The radio still has a few advantages over Spotify or Apple Music. First off, you don’t have to think. Just turn it on and listen. If you avoid the commercial FM stations that all play the same 50 songs from the 1970s and 1980s, then you can actually find new music this way. Try something like Dandelion Radio for some really out-there new music, for example.
Radio is also great for listening to live sports events, and for free. Radio used to be the main way to follow sports, and it’s still great. It’s especially good if you’re on the move, or if you are doing something else. Video streams and TV are fine if you can watch them, but radio describes the action, so you don;t need to see it. In the olden days, I used to mute the TV and listen to the radio commentary of the same football match, because it was usually better.
TuneIn Radio is probably the best radio app for iOS. It has a search feature to find any station, and it lets you pause and resume playback, save favorites, and — my favorite feature — you can use 3-D Touch to open a radio station right from the app’s icon. The apps also lets you stream podcasts, which is a handy feature.
So why don’t I like it? It’s ugly, for one. And the UI is confusing. On a regular radio — or in a well-designed app of any kind — you quickly learn your way around, and form then on, navigation is easy. And yet whenever I use TuneIn, I have to stop and take stock of the interface before tapping anything.
It’s just not intuitive in any way. And I use it most days, so it’s not that I’m forgetting how it all works.
Despite this, I paid for the pro version to lose the ads, and whatever else it was that $10 bought me a the time — I’ve had the app for years now.
TuneIn also has a free version.
TuneIn Pro – Radio & Sports
Download: TuneIn Pro – Radio & Sports from the App Store (iOS)
Ström is a minimalist radio app for the iPhone and iPad. It’s the very opposite of TuneIn. It comes with three preset stations that you can switch, and these are switched using up and down buttons on the radio. Yes, the radio. Ström’s interface is a single picture of a radio. Not a photo.

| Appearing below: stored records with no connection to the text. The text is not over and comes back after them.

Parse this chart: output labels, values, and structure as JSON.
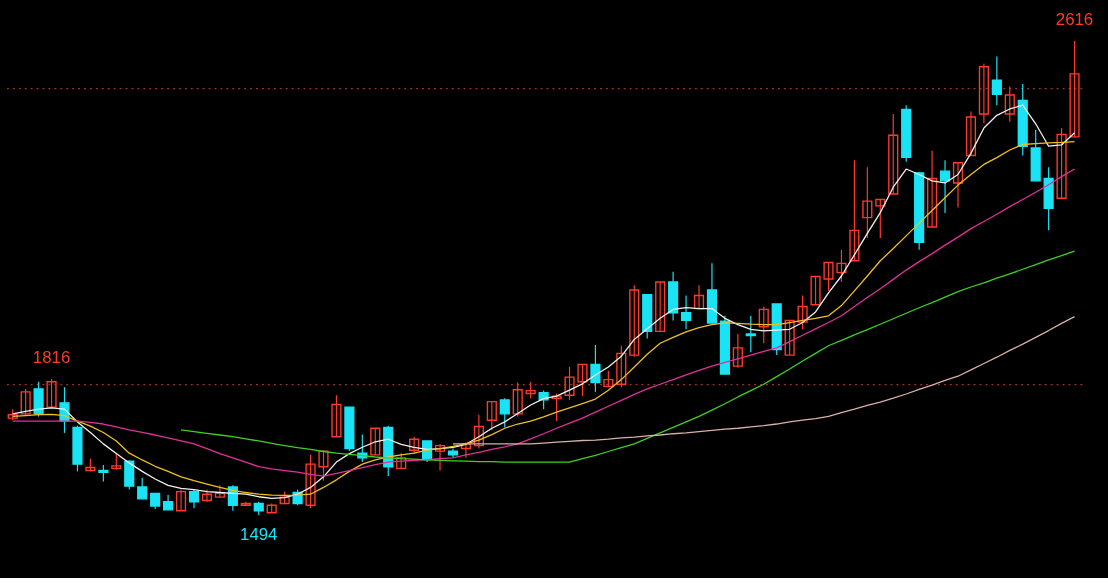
{
  "chart_data": {
    "type": "candlestick",
    "categories": [
      null,
      null,
      null,
      null,
      null,
      null,
      null,
      null,
      null,
      null,
      null,
      null,
      null,
      null,
      null,
      null,
      null,
      null,
      null,
      null,
      null,
      null,
      null,
      null,
      null,
      null,
      null,
      null,
      null,
      null,
      null,
      null,
      null,
      null,
      null,
      null,
      null,
      null,
      null,
      null,
      null,
      null,
      null,
      null,
      null,
      null,
      null,
      null,
      null,
      null,
      null,
      null,
      null,
      null,
      null,
      null,
      null,
      null,
      null,
      null,
      null,
      null,
      null,
      null,
      null,
      null,
      null,
      null,
      null,
      null,
      null,
      null,
      null,
      null,
      null,
      null,
      null,
      null,
      null,
      null,
      null,
      null,
      null
    ],
    "ohlc": [
      [
        1724,
        1745,
        1719,
        1732
      ],
      [
        1734,
        1793,
        1732,
        1786
      ],
      [
        1793,
        1810,
        1728,
        1734
      ],
      [
        1750,
        1816,
        1750,
        1810
      ],
      [
        1760,
        1797,
        1689,
        1717
      ],
      [
        1702,
        1706,
        1598,
        1615
      ],
      [
        1600,
        1628,
        1598,
        1607
      ],
      [
        1600,
        1613,
        1574,
        1596
      ],
      [
        1605,
        1641,
        1602,
        1611
      ],
      [
        1622,
        1624,
        1555,
        1563
      ],
      [
        1561,
        1583,
        1533,
        1533
      ],
      [
        1546,
        1546,
        1509,
        1516
      ],
      [
        1526,
        1542,
        1507,
        1507
      ],
      [
        1505,
        1555,
        1505,
        1550
      ],
      [
        1550,
        1555,
        1511,
        1526
      ],
      [
        1529,
        1555,
        1526,
        1544
      ],
      [
        1537,
        1565,
        1537,
        1546
      ],
      [
        1561,
        1565,
        1505,
        1518
      ],
      [
        1518,
        1526,
        1516,
        1522
      ],
      [
        1522,
        1526,
        1494,
        1505
      ],
      [
        1500,
        1522,
        1500,
        1518
      ],
      [
        1522,
        1550,
        1520,
        1537
      ],
      [
        1548,
        1555,
        1518,
        1522
      ],
      [
        1518,
        1637,
        1511,
        1615
      ],
      [
        1609,
        1648,
        1576,
        1646
      ],
      [
        1680,
        1778,
        1680,
        1756
      ],
      [
        1750,
        1750,
        1646,
        1652
      ],
      [
        1641,
        1685,
        1620,
        1630
      ],
      [
        1637,
        1700,
        1637,
        1700
      ],
      [
        1702,
        1706,
        1587,
        1609
      ],
      [
        1605,
        1641,
        1605,
        1630
      ],
      [
        1648,
        1680,
        1641,
        1674
      ],
      [
        1670,
        1670,
        1620,
        1626
      ],
      [
        1646,
        1663,
        1600,
        1659
      ],
      [
        1646,
        1652,
        1630,
        1637
      ],
      [
        1652,
        1667,
        1630,
        1663
      ],
      [
        1659,
        1732,
        1652,
        1704
      ],
      [
        1719,
        1763,
        1695,
        1763
      ],
      [
        1767,
        1771,
        1702,
        1734
      ],
      [
        1734,
        1808,
        1728,
        1791
      ],
      [
        1782,
        1810,
        1771,
        1789
      ],
      [
        1784,
        1789,
        1745,
        1767
      ],
      [
        1771,
        1782,
        1717,
        1776
      ],
      [
        1778,
        1845,
        1767,
        1821
      ],
      [
        1810,
        1851,
        1776,
        1851
      ],
      [
        1851,
        1897,
        1786,
        1808
      ],
      [
        1799,
        1836,
        1797,
        1815
      ],
      [
        1804,
        1895,
        1797,
        1877
      ],
      [
        1873,
        2038,
        1869,
        2027
      ],
      [
        2016,
        2016,
        1912,
        1929
      ],
      [
        1929,
        2046,
        1929,
        2046
      ],
      [
        2046,
        2070,
        1955,
        1973
      ],
      [
        1973,
        2014,
        1934,
        1955
      ],
      [
        1983,
        2038,
        1983,
        2014
      ],
      [
        2027,
        2090,
        1949,
        1949
      ],
      [
        1953,
        1966,
        1828,
        1828
      ],
      [
        1847,
        1923,
        1843,
        1890
      ],
      [
        1923,
        1966,
        1880,
        1919
      ],
      [
        1940,
        1988,
        1901,
        1981
      ],
      [
        1994,
        1994,
        1873,
        1886
      ],
      [
        1873,
        1955,
        1873,
        1955
      ],
      [
        1951,
        2014,
        1934,
        1988
      ],
      [
        1992,
        2059,
        1992,
        2059
      ],
      [
        2053,
        2092,
        2025,
        2092
      ],
      [
        2068,
        2122,
        2046,
        2090
      ],
      [
        2096,
        2334,
        2096,
        2168
      ],
      [
        2198,
        2317,
        2150,
        2237
      ],
      [
        2226,
        2241,
        2150,
        2241
      ],
      [
        2254,
        2443,
        2254,
        2393
      ],
      [
        2454,
        2464,
        2330,
        2341
      ],
      [
        2304,
        2306,
        2122,
        2140
      ],
      [
        2176,
        2356,
        2176,
        2291
      ],
      [
        2308,
        2334,
        2209,
        2285
      ],
      [
        2280,
        2328,
        2222,
        2328
      ],
      [
        2345,
        2449,
        2345,
        2436
      ],
      [
        2443,
        2562,
        2421,
        2555
      ],
      [
        2523,
        2579,
        2464,
        2490
      ],
      [
        2443,
        2508,
        2425,
        2488
      ],
      [
        2475,
        2514,
        2345,
        2367
      ],
      [
        2363,
        2406,
        2285,
        2285
      ],
      [
        2291,
        2317,
        2168,
        2220
      ],
      [
        2244,
        2410,
        2244,
        2395
      ],
      [
        2389,
        2616,
        2389,
        2538
      ]
    ],
    "series": [
      {
        "type": "line",
        "color": "#f2f2f2",
        "values": [
          1734,
          1740,
          1745,
          1748,
          1745,
          1715,
          1690,
          1663,
          1640,
          1618,
          1598,
          1580,
          1565,
          1558,
          1555,
          1550,
          1548,
          1546,
          1544,
          1538,
          1534,
          1536,
          1544,
          1560,
          1585,
          1620,
          1640,
          1655,
          1668,
          1674,
          1662,
          1655,
          1650,
          1652,
          1655,
          1662,
          1680,
          1700,
          1715,
          1735,
          1755,
          1770,
          1776,
          1790,
          1805,
          1826,
          1845,
          1870,
          1910,
          1935,
          1960,
          1981,
          1985,
          1983,
          1983,
          1960,
          1945,
          1934,
          1930,
          1932,
          1934,
          1950,
          1975,
          2020,
          2060,
          2110,
          2161,
          2210,
          2270,
          2313,
          2300,
          2285,
          2280,
          2300,
          2350,
          2410,
          2440,
          2455,
          2464,
          2420,
          2367,
          2370,
          2399
        ]
      },
      {
        "type": "line",
        "color": "#f0c020",
        "values": [
          1728,
          1730,
          1732,
          1733,
          1730,
          1717,
          1705,
          1690,
          1670,
          1641,
          1625,
          1610,
          1598,
          1585,
          1576,
          1568,
          1560,
          1553,
          1548,
          1544,
          1542,
          1541,
          1542,
          1544,
          1560,
          1578,
          1598,
          1615,
          1625,
          1632,
          1637,
          1641,
          1648,
          1652,
          1657,
          1663,
          1672,
          1685,
          1700,
          1710,
          1717,
          1727,
          1738,
          1748,
          1758,
          1769,
          1790,
          1815,
          1845,
          1875,
          1901,
          1915,
          1928,
          1938,
          1945,
          1949,
          1948,
          1946,
          1945,
          1945,
          1950,
          1955,
          1960,
          1966,
          1990,
          2025,
          2060,
          2096,
          2125,
          2155,
          2185,
          2215,
          2245,
          2275,
          2300,
          2324,
          2340,
          2358,
          2371,
          2373,
          2375,
          2376,
          2378
        ]
      },
      {
        "type": "line",
        "color": "#e0309a",
        "values": [
          1717,
          1717,
          1717,
          1717,
          1717,
          1717,
          1714,
          1710,
          1703,
          1696,
          1690,
          1684,
          1677,
          1670,
          1663,
          1652,
          1640,
          1630,
          1620,
          1609,
          1604,
          1600,
          1596,
          1591,
          1587,
          1593,
          1600,
          1607,
          1614,
          1620,
          1622,
          1624,
          1626,
          1628,
          1630,
          1637,
          1643,
          1650,
          1656,
          1663,
          1675,
          1687,
          1700,
          1712,
          1724,
          1738,
          1752,
          1766,
          1780,
          1793,
          1804,
          1815,
          1826,
          1837,
          1847,
          1856,
          1864,
          1873,
          1882,
          1890,
          1905,
          1920,
          1935,
          1950,
          1966,
          1988,
          2009,
          2030,
          2052,
          2074,
          2094,
          2113,
          2133,
          2152,
          2172,
          2189,
          2206,
          2224,
          2241,
          2258,
          2276,
          2295,
          2313
        ]
      },
      {
        "type": "line",
        "color": "#40d020",
        "values": [
          null,
          null,
          null,
          null,
          null,
          null,
          null,
          null,
          null,
          null,
          null,
          null,
          null,
          1696,
          1692,
          1688,
          1684,
          1680,
          1675,
          1670,
          1664,
          1659,
          1654,
          1650,
          1645,
          1641,
          1638,
          1635,
          1632,
          1630,
          1628,
          1627,
          1625,
          1624,
          1623,
          1622,
          1621,
          1621,
          1620,
          1620,
          1620,
          1620,
          1620,
          1620,
          1628,
          1636,
          1645,
          1654,
          1663,
          1676,
          1689,
          1702,
          1715,
          1728,
          1743,
          1758,
          1774,
          1789,
          1804,
          1822,
          1840,
          1859,
          1877,
          1895,
          1908,
          1921,
          1933,
          1946,
          1959,
          1972,
          1985,
          1997,
          2010,
          2023,
          2034,
          2044,
          2055,
          2065,
          2076,
          2087,
          2098,
          2108,
          2119
        ]
      },
      {
        "type": "line",
        "color": "#d8b0a8",
        "values": [
          null,
          null,
          null,
          null,
          null,
          null,
          null,
          null,
          null,
          null,
          null,
          null,
          null,
          null,
          null,
          null,
          null,
          null,
          null,
          null,
          null,
          null,
          null,
          null,
          null,
          null,
          null,
          null,
          null,
          null,
          null,
          null,
          null,
          null,
          1663,
          1663,
          1663,
          1663,
          1663,
          1663,
          1663,
          1665,
          1667,
          1669,
          1671,
          1672,
          1674,
          1677,
          1679,
          1682,
          1684,
          1687,
          1689,
          1692,
          1695,
          1698,
          1700,
          1703,
          1706,
          1710,
          1715,
          1719,
          1723,
          1728,
          1737,
          1745,
          1754,
          1762,
          1771,
          1781,
          1792,
          1802,
          1813,
          1823,
          1838,
          1853,
          1868,
          1884,
          1899,
          1915,
          1931,
          1948,
          1964
        ]
      }
    ],
    "ref_lines": [
      {
        "axis": "y",
        "value": 2503,
        "color": "#a03028",
        "line_style": "dotted"
      },
      {
        "axis": "y",
        "value": 1803,
        "color": "#a03028",
        "line_style": "dotted"
      }
    ],
    "annotations": [
      {
        "text": "1816",
        "y": 1816
      },
      {
        "text": "1494",
        "y": 1494
      },
      {
        "text": "2616",
        "y": 2616
      }
    ]
  }
}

Just a cool monochrome graphic.
You add stations by tapping the tuner band between the buttons, and pasting in the link to the radio stream.
The best thing about Ström, apart from its looks, and its simplicity, is that radio stream open instantly. Perhaps TuneIn is preparing a long buffer before it begins playing, but it takes a good few seconds. Ström just goes.
And here’s a Ström pro tip: You can pause the audio from the usual lock-screen/Control Center shortcuts, and you can switch stations using the skip forward/back buttons. In order to restart a paused stream, you have to change channels.
Download: Ström from the App Store (iOS)
Radio might be on its way out in favor of personalized streaming, but there’s something easy about the radio, and still very appealing. As long as you skip all those awful stations that play soft rock or smooth jazz and all that other inoffensive wallpaper.